Hyalinobatrachium dianae, named after head researcher’s mother, Diane, is an inch-long glass frog with bright green skin and a translucent underbelly. The similarity between H. dianae and its fictional counterpart is most prominent in the bulbous white eyes with black pupils.
The team of researchers, including lead author Brian Kubicki, Stanley Salazar, and Robert Puschendorf, published the study in the February 2015 issue of Zootaxa.
H. dianae was able to avoid detection for years because of its unusual mating call, which sounds more like that of an insect. The frog's unique call, a pulsating metallic whistle used by males to attract females, was one of the factors that allowed the researchers to conclude that they had in fact found a new species.
“It’s advertisement call is quite unique,” Kubicki said. “It’s different than any other species that has been discovered.”

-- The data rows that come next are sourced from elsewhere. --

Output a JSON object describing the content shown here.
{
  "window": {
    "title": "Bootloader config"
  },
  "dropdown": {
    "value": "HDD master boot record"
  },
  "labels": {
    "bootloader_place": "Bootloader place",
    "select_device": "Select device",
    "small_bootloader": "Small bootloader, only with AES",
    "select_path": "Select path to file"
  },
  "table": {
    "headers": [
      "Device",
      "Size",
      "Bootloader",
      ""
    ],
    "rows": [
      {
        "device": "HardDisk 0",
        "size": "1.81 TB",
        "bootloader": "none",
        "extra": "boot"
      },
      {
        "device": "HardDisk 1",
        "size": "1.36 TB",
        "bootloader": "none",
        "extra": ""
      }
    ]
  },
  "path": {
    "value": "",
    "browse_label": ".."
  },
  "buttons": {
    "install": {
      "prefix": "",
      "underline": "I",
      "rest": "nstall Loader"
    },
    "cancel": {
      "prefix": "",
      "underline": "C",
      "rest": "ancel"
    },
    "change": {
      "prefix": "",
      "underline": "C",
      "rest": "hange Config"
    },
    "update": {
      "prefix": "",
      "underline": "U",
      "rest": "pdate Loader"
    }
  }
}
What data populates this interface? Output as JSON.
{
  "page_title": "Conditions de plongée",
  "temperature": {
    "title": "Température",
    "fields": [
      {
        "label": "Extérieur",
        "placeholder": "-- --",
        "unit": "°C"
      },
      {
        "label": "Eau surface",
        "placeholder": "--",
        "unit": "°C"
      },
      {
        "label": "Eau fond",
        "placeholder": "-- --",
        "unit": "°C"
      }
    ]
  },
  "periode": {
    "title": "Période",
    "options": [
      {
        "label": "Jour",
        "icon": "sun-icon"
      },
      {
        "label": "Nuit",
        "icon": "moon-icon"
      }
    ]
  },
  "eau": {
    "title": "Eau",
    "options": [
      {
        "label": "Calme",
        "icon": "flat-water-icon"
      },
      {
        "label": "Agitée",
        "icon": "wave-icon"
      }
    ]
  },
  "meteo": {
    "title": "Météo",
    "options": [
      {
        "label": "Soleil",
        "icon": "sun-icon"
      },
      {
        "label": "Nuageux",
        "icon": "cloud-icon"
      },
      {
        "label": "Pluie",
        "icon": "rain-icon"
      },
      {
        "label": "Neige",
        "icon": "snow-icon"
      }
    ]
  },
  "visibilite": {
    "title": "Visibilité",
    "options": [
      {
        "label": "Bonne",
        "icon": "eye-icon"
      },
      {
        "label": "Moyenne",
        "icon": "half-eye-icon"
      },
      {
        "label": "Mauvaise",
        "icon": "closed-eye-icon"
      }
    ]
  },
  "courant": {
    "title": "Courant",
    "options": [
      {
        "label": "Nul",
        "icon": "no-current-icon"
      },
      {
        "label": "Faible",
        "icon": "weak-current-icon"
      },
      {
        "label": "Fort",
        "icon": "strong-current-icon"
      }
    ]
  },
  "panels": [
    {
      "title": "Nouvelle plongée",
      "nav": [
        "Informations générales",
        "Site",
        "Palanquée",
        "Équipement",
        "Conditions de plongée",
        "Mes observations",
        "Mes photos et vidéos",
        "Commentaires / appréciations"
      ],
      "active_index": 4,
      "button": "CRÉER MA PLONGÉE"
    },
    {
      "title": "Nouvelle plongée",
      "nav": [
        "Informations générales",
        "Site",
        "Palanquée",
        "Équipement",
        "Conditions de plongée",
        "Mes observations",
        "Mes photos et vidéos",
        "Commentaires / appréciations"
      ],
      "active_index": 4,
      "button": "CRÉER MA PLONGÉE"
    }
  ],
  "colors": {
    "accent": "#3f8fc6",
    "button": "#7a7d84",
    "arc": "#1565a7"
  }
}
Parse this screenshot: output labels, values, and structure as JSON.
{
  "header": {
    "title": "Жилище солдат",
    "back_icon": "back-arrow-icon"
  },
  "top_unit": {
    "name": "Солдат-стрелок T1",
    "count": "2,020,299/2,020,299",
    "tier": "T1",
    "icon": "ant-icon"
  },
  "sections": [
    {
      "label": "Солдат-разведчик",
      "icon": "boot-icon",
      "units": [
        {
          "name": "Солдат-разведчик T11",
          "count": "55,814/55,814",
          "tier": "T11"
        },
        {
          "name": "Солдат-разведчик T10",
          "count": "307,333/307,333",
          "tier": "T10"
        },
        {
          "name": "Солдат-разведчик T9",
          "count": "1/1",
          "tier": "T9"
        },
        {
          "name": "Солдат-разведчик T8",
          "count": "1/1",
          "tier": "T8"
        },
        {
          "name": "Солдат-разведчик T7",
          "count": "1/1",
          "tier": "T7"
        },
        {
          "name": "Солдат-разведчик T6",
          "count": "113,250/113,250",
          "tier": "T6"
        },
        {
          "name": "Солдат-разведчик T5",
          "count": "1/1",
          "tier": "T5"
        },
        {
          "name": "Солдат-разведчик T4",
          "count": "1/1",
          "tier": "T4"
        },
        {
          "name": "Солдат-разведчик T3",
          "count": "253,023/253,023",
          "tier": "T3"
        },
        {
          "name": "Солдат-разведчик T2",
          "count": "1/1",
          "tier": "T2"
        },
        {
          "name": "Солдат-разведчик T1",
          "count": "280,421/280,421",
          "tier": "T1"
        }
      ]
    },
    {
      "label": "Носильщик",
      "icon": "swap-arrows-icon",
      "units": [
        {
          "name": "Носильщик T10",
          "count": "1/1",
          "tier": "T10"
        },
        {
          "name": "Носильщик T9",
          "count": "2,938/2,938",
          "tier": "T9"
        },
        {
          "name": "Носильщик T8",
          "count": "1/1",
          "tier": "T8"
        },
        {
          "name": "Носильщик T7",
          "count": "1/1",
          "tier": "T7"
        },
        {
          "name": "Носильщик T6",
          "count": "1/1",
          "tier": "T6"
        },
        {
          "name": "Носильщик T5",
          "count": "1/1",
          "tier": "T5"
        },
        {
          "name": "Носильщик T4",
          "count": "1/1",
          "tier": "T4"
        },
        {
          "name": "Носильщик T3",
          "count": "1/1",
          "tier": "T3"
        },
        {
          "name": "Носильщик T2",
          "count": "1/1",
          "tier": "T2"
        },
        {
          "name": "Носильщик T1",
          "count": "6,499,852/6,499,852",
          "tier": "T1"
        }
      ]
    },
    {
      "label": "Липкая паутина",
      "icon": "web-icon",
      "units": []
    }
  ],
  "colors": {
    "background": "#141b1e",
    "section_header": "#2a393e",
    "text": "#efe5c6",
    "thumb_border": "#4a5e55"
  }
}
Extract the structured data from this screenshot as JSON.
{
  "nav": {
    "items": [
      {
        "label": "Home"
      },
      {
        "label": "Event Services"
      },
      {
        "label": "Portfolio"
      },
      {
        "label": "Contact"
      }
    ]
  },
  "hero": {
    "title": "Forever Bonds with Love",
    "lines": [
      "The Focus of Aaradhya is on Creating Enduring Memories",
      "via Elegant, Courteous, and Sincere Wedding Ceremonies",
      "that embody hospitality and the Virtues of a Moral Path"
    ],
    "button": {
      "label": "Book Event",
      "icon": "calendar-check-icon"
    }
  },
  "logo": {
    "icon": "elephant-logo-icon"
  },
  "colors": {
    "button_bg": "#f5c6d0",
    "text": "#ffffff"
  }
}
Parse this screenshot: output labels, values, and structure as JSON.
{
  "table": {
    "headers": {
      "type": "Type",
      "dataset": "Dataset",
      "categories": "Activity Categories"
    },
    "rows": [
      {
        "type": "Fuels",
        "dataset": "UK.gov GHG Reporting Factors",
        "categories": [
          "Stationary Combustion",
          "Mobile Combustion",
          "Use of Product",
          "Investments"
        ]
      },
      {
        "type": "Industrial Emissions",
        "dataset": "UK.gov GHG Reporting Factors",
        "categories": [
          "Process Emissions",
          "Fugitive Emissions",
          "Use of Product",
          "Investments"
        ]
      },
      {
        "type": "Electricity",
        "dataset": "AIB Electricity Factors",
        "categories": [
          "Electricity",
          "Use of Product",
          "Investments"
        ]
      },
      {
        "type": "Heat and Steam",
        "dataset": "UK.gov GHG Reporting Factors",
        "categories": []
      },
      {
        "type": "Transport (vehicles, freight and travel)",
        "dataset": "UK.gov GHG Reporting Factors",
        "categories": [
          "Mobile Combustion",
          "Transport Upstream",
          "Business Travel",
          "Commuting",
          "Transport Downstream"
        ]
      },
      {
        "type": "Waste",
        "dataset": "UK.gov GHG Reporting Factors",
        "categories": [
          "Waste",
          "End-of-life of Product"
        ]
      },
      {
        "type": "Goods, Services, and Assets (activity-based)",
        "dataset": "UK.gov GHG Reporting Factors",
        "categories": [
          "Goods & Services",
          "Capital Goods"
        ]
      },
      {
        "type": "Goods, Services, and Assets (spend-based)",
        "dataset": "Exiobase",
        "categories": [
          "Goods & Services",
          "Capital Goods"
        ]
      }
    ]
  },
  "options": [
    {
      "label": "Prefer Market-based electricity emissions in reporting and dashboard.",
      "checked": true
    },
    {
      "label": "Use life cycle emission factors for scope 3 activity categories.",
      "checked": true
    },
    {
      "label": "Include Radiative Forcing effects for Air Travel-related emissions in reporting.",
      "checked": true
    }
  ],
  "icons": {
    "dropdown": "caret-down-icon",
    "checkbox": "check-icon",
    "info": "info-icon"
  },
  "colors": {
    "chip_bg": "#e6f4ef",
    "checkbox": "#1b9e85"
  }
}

Additional morphological and genetic differences between H. dianae and other glass frogs also indicated that this frog was a separate species, according to investigators.
Researchers are unsure what purpose the frog’s translucent skin serves, although they believe that it may aid in camouflage.
Of the 149 species of glass frogs in the world, 14 of them reside in Costa Rica, with the others scattered throughout South and Central America. Although Costa Rica is a common research destination for scientists who study frogs, this particular species is the first glass frog discovered in the country since 1973.
The frog was discovered in the largely unexplored Caribbean side of the Talamanca mountains, which lie on the border between Costa Rica and Panama.
“We just needed some fieldwork in these areas that were poorly explored,” Brian Kubicki, the paper’s lead author, told the Tico Times, an English-language news site based in Costa Rica.
This is the team's second breakthrough of the year. In March, Kubicki and Salazar published a paper on their discovery of the first specimens of Ecnomiohyla bailarina, a fringe-limbed treefrog, outside of Panama, where the species was discovered in 2014.